Disclaimer: Do the following at your own risk.
I left the full-fledged Ignition settings untouched, but I did modify the Maker web settings, like this:
Original settings
<context-param>
<param-name>org.eclipse.jetty.servlet.SessionIdPathParameterName</param-name>
<param-value>none</param-value>
</context-param>
<context-param>
<param-name>org.eclipse.jetty.servlet.Default.dirAllowed</param-name>
<param-value>false</param-value>
</context-param>
Modified settings
<!-- Start of added section -->
<context-param>
<param-name>org.eclipse.jetty.servlet.SessionCookie</param-name>
<param-value>XSESSIONID</param-value>
</context-param>
<!-- End of added section -->
<context-param>
<param-name>org.eclipse.jetty.servlet.SessionIdPathParameterName</param-name>
<param-value>xsessionid</param-value> <!-- Modified this value from none to xsessionid. -->
</context-param>
<context-param>
<param-name>org.eclipse.jetty.servlet.Default.dirAllowed</param-name>
<param-value>false</param-value>
</context-param>
After saving my settings I just restarted the Maker Gateway, and everything was running as expected.

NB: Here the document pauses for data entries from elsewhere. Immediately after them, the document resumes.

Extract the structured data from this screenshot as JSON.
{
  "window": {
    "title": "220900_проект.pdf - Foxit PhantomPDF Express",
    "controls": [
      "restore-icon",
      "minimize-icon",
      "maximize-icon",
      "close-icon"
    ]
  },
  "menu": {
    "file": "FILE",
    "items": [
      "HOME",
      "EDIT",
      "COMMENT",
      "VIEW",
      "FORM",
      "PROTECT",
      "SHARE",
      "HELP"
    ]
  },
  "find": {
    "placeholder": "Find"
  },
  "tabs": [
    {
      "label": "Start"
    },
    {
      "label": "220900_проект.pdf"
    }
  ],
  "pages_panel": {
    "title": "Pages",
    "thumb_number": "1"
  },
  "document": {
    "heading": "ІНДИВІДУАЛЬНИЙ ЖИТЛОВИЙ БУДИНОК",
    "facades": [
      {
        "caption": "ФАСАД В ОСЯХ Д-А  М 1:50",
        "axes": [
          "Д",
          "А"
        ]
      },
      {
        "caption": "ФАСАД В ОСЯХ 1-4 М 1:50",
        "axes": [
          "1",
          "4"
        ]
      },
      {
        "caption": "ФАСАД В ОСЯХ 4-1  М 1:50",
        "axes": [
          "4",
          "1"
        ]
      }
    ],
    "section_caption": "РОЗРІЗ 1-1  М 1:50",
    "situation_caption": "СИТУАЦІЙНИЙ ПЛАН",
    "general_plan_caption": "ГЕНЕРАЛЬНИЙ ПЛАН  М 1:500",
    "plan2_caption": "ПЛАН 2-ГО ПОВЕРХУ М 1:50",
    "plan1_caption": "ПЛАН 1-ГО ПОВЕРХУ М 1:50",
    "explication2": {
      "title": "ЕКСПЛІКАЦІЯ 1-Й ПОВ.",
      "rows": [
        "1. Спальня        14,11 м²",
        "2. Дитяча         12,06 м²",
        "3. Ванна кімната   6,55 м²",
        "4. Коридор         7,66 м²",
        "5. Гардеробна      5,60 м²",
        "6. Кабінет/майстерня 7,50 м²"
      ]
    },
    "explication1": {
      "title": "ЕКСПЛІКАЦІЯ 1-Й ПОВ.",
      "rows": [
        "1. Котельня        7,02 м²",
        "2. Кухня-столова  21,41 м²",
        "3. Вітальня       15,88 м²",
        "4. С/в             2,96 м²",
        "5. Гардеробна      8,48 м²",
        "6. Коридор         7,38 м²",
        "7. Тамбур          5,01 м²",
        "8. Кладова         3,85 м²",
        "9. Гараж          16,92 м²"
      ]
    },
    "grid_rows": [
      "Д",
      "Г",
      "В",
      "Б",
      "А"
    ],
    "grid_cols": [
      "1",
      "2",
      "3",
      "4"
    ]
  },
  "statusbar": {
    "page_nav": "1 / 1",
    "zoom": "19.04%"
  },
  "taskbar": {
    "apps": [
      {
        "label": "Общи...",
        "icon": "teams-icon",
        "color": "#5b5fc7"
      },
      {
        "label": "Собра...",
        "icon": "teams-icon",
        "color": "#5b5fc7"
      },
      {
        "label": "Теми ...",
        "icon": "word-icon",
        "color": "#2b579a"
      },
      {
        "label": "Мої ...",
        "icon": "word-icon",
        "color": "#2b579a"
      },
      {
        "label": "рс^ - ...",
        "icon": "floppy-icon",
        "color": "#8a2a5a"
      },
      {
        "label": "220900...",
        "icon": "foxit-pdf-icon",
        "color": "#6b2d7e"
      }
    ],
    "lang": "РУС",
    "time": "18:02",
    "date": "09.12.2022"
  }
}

There wasn't a problem when I was running 7.9 and 8 at the same time, because for 7.9 the JSESSIONID Path points not to the root, but /main
. That's why I never noticed this before.
In this picture JSESSIONID localhost/
identifies the 8.0.14 Gateway, XSESSIONID localhost/
the Maker 8.0.14 Gateway, and JSESSIONID localhost/main
the 7.9.14 Gateway.
And now I can access Config and Status on any browser, and PC, and everything is working fine.